I'm suspicious as well - saddles to depreciate immediately after being taken out of a tack shop's doors, but it is odd she accepted such a low offer. If you are buying it in person, make sure to check out the tree, and even stolen item ads online.

If you are buying it online, PayPal Goods & Services, and be prepared to have $650 held by PayPal if you have to dispute the charge if it turns out to be a scam.

I wish everyone could be trusted, but tack scams are way more common that one would think, especially online.


----------



## horselovinguy (Oct 1, 2013)

From what I know of the saddles, you may pay that amount to purchase new...
Walk out the door and it is worth half...
Ride in it some and worth less...
Truth about most saddles bought new is they are overinflated in price paid.
The seller was trying to sell that saddle for what she paid for it new...that is about all they cost during the time she bought it I bet.

The tag says Park & Trail, a very popular model but been discontinued for many, many years.
You can still have one made "custom" since Circle Y owns every piece of that saddle construction with patents...
I don't know much about the flex tree saddles as far as values...
Most used Park & Trail model saddles are asking price around $600...what is the actual sold price I have no idea about.
I would think what you are paying is about average, not stealing it but not getting taken either.
The stirrups are scuffed enough this saddle was ridden in but not abused and the seat has some wear marks too where thigh sat against the saddle fender skirting.
The saddle fleece looks a bit packed cause I know what mine looked like when it was new..
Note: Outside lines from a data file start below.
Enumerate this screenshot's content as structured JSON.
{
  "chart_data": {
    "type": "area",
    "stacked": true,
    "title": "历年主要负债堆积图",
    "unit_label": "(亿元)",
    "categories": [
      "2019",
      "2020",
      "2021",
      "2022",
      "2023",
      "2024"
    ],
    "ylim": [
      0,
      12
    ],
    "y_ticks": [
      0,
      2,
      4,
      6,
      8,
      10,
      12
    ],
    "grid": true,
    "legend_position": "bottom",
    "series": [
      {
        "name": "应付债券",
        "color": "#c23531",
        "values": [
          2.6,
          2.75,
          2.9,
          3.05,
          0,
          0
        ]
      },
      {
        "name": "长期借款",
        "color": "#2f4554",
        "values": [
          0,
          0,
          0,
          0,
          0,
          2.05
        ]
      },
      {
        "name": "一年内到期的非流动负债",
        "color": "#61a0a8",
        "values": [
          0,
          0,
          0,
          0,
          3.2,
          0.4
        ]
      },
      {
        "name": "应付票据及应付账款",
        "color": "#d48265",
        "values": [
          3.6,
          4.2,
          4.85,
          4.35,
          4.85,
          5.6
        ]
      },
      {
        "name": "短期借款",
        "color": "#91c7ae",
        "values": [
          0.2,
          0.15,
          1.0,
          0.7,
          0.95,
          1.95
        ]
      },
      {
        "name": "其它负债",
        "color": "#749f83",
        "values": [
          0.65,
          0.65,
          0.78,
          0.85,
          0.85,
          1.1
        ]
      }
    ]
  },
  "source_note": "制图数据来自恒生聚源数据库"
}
Make sure that tree is true, not racked or twisted...how you are going to do that on a flex-tree I don't know.
Otherwise the saddle looks in nice condition and taken care of.
If you are happy with it, it fits your horse well, horse is comfortable, you are comfortable then head on down the trail and be happy with your purchase.
The serial number on that saddle plate will tell you everything you need to know about that saddle...use Circle Y's website to decipher all the particulars or hopefully the seller still has the paperwork that comes with the new saddle. Depending upon age it might still have some warranty from the factory covering it.

Enjoy your saddle.
:runninghorse2:...


----------